Sementara di negara-negara maju, ketidakpuasaan konsumen karena produk kurang bermutu menghasilkan jumlah sampah makanan yang lebih besar dibandingkan karena kehilangan pascapanen. Sekadar menyebut contoh, warga Amerika Serikat membuang 30-40 persen makanan karena tidak sesuai dengan mutu yang diinginkan (Stuart, 2009).
Seiring dengan kekhawatiran bagaimana memberi makan dunia yang penduduknya lebih dari sembilan miliar pada 2050, produksi pangan harus ditingkatkan secara signifikan.
Namun, di sisi lain, disadari bahwa sektor pertanian dianggap sebagai salah satu ancaman terbesar bagi kerusakan lingkungan. Pertanian bertanggung jawab atas penggunaan 70 persen air bersih, 80 persen deforestasi tropis dan subtropis dunia, dan 30 persen penghasil GRK.
Mengubah lebih banyak hutan untuk menjadi lahan pertanian bukan lagi solusi cerdas di tengah kian masifnya perubahan iklim global. Maka, langkah yang ditawarkan ialah mengurangi sampah makanan.

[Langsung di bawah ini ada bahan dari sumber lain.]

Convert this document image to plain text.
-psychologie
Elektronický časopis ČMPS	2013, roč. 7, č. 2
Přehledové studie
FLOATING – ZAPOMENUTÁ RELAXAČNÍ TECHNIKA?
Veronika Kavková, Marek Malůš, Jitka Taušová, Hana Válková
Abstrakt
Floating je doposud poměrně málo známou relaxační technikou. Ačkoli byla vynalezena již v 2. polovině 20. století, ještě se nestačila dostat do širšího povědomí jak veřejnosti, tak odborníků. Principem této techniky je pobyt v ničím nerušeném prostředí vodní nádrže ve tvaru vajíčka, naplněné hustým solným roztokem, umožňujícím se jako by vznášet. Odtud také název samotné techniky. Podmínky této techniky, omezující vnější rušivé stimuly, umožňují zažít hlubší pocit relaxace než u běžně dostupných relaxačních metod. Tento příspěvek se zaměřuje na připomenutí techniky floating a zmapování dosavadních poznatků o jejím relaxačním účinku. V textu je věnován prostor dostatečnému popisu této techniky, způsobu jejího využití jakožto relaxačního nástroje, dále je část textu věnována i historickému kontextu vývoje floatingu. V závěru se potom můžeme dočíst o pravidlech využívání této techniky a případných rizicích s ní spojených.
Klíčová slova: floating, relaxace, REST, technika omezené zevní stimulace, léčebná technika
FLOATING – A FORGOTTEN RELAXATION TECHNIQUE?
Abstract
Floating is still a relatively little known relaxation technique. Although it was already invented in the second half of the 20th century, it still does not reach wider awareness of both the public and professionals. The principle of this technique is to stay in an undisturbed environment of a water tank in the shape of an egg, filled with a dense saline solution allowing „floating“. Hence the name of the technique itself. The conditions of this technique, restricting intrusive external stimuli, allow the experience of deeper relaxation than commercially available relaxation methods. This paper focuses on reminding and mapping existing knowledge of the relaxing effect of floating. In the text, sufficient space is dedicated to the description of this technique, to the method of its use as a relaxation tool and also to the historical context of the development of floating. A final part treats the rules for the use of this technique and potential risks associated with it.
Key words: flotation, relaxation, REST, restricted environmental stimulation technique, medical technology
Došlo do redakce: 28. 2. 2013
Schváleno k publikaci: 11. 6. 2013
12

Masyarakat harus mengubah pola makan dengan mengonsumsi makanan secukupnya untuk menuju gaya hidup sehat. Mengurangi penggunaan bahan makanan menjadi bahan bakar nabati (biofuel dan biosolar) dan memanfaatkan lahan tidur yang kurang produktif di perkotaan.
Perubahan paradigma dari perluasan lahan pertanian ke arah perbaikan pola konsumsi untuk mereduksi sampah makanan akan memberi keniscayaan ketersediaan makanan yang lebih baik di tengah masyarakat. Untuk itu, dibutuhkan perubahan pola pikir yang diikuti konsistensi kebijakan untuk mengurangi sampah makanan. Semoga!
Mengubah lebih banyak hutan untuk menjadi lahan pertanian bukan lagi solusi cerdas di tengah kian masifnya perubahan iklim global.